No primeiro minuto da matéria, é colocada a primeira sonora, ou seja, a primeira fala, da entrevistada Denise. Nesse momento o enquadramento da imagem é feito de cima para baixo, com o cinegrafista em pé apontando a câmera para a estudante, na cadeira de rodas. Tradicionalmente, enquadramentos de cima para baixo representam pequenez e inferioridade, como explicam Rosa Schuch, Milton Vieira e Marília Gonçalves, autores da revista Travessias, do Programa de Pós-Graduação em Letras da Universidade Estadual do Oeste do Paraná (Unioeste).
O enquadramento inclinado, em que a câmera é inclinada de cima para baixo em direção ao personagem em cena, é chamado plongée. Salvo no grande plano geral – onde este tipo de posicionamento serve para contemplar uma paisagem ampla, vista de cima de um edifício, por exemplo – cria-se a sensação de inferioridade da personagem filmada (CÀMARA, 2005).
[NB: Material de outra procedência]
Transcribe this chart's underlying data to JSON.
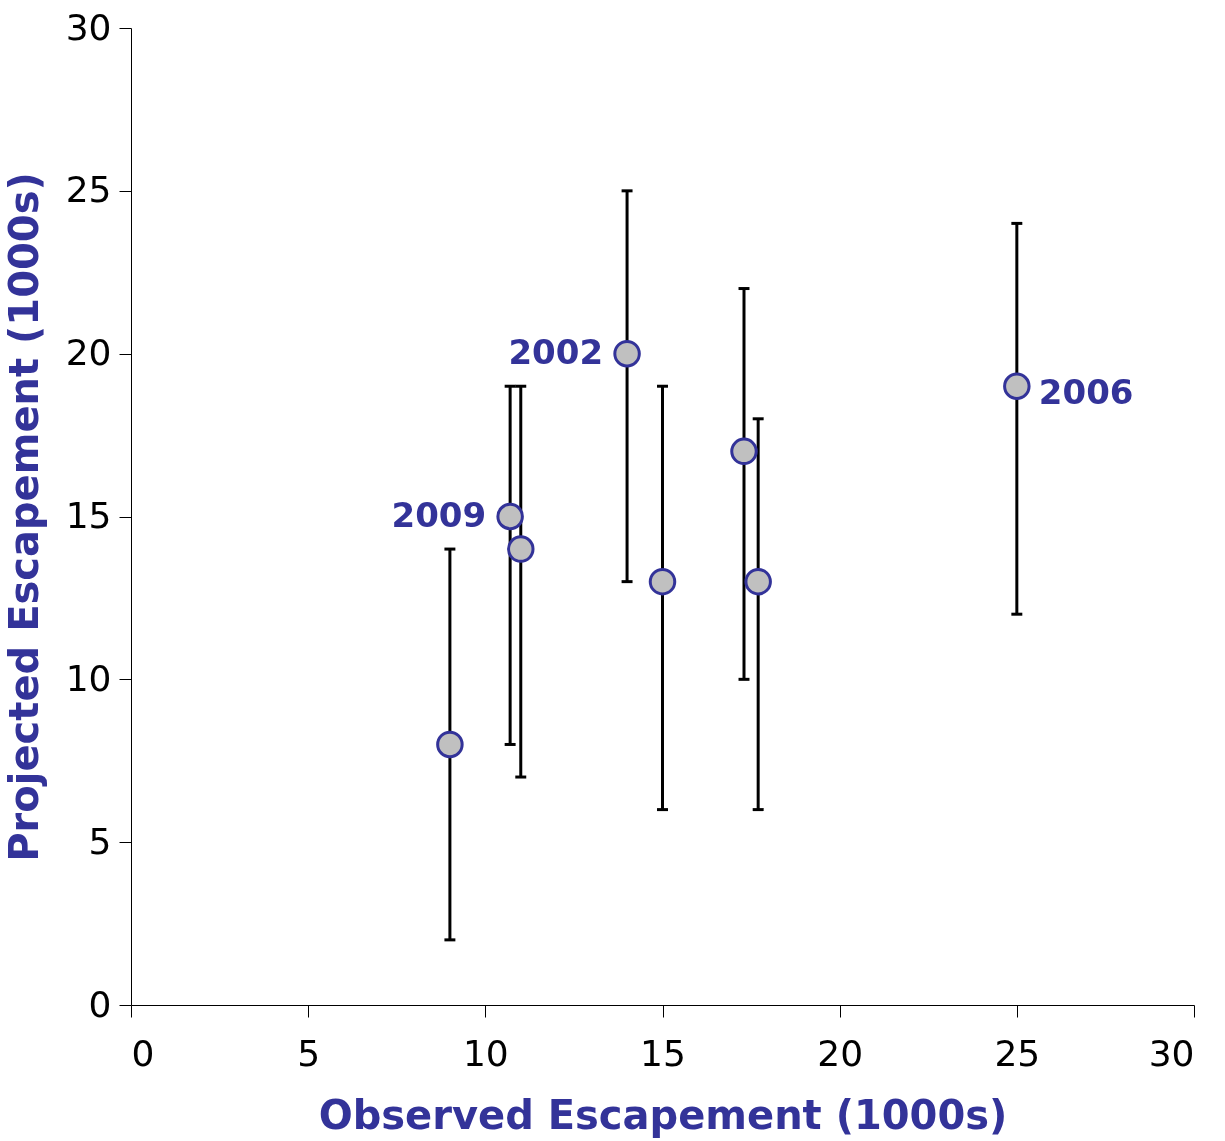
{
  "chart_data": {
    "type": "scatter",
    "xlabel": "Observed Escapement (1000s)",
    "ylabel": "Projected Escapement (1000s)",
    "x": [
      9.0,
      10.7,
      11.0,
      14.0,
      15.0,
      17.3,
      17.7,
      25.0
    ],
    "series": [
      {
        "color": "#c0c0c0",
        "values": [
          8,
          15,
          14,
          20,
          13,
          17,
          13,
          19
        ],
        "errors": [
          [
            2,
            14
          ],
          [
            8,
            19
          ],
          [
            7,
            19
          ],
          [
            13,
            25
          ],
          [
            6,
            19
          ],
          [
            10,
            22
          ],
          [
            6,
            18
          ],
          [
            12,
            24
          ]
        ]
      }
    ],
    "xlim": [
      0,
      30
    ],
    "ylim": [
      0,
      30
    ],
    "xticks": [
      0,
      5,
      10,
      15,
      20,
      25,
      30
    ],
    "yticks": [
      0,
      5,
      10,
      15,
      20,
      25,
      30
    ],
    "grid": false,
    "marker": "circle",
    "annotations": [
      {
        "text": "2009",
        "x": 10.7,
        "y": 15
      },
      {
        "text": "2002",
        "x": 14.0,
        "y": 20
      },
      {
        "text": "2006",
        "x": 25.0,
        "y": 19
      }
    ]
  }
}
Por se tratar de uma fonte que é cadeirante, esse enquadramento é especialmente problemático, pois pessoas com deficiência sofrem preconceitos e são consideradas inferiores por grande parte da sociedade, e a escolha de posicionamento de câmera ajuda a reafirmar esses aspectos. O mesmo enquadramento é repetido em 1min51s. Já em 3min49s, o enquadramento é ajustado para ficar na altura da entrevistada, apesar da filmagem ser realizada de perfil. Percebemos como essa escolha melhora a qualidade do material, pois agora a fonte está próxima do telespectador e no nível do seu olhar, assim como da tela.
A matéria é completa no que diz respeito à escolha de fontes, mas falta contextualizar com outras cidades do país. Entre outras capitais, Florianópolis está atrás de pelo menos quatro no quesito acessibilidade no transporte público: Boa Vista, em Roraima, e Palmas, em Tocantins, são 100% adaptadas, Curitiba tinha sua frota adaptada em 94%, em 2016, e São Paulo tinha 90,6% da sua frota adaptada em 2017. Dados como esses teriam ajudado o espectador a entender onde a capital do estado se encontra em comparação com o resto do Brasil.
Para o cadeirante e estudante de Jornalismo na UFSC, Lucas Vinicio Stank, a reportagem traz aspectos positivos e pouco destacados geralmente, como o fato de mostrar a existência de um único espaço para cadeirantes e dar voz à AFLODEF, e trata o assunto e os deficientes com respeito e seriedade. “Ela mostra um problema que muitas vezes é esquecido que é o de que cada ônibus só tem um lugar para cadeirante, então, se existe mais de um deficiente que precisa, ele fica na mão”. Ele também destaca que nessa reportagem, assim como em outras, deveria ser abordada a falta de acessibilidade até os pontos de ônibus.
Outras reportagens sobre o assunto
Ao pesquisar a palavra acessibilidade no Globo Play, o serviço de assinatura da Rede Globo na internet, são encontrados 1.894 vídeos, sendo que 54 foram publicados em 2018 em telejornais e programas de todo o país e tratam especificamente sobre acessibilidade de portadores de deficiência física, auditiva ou visual.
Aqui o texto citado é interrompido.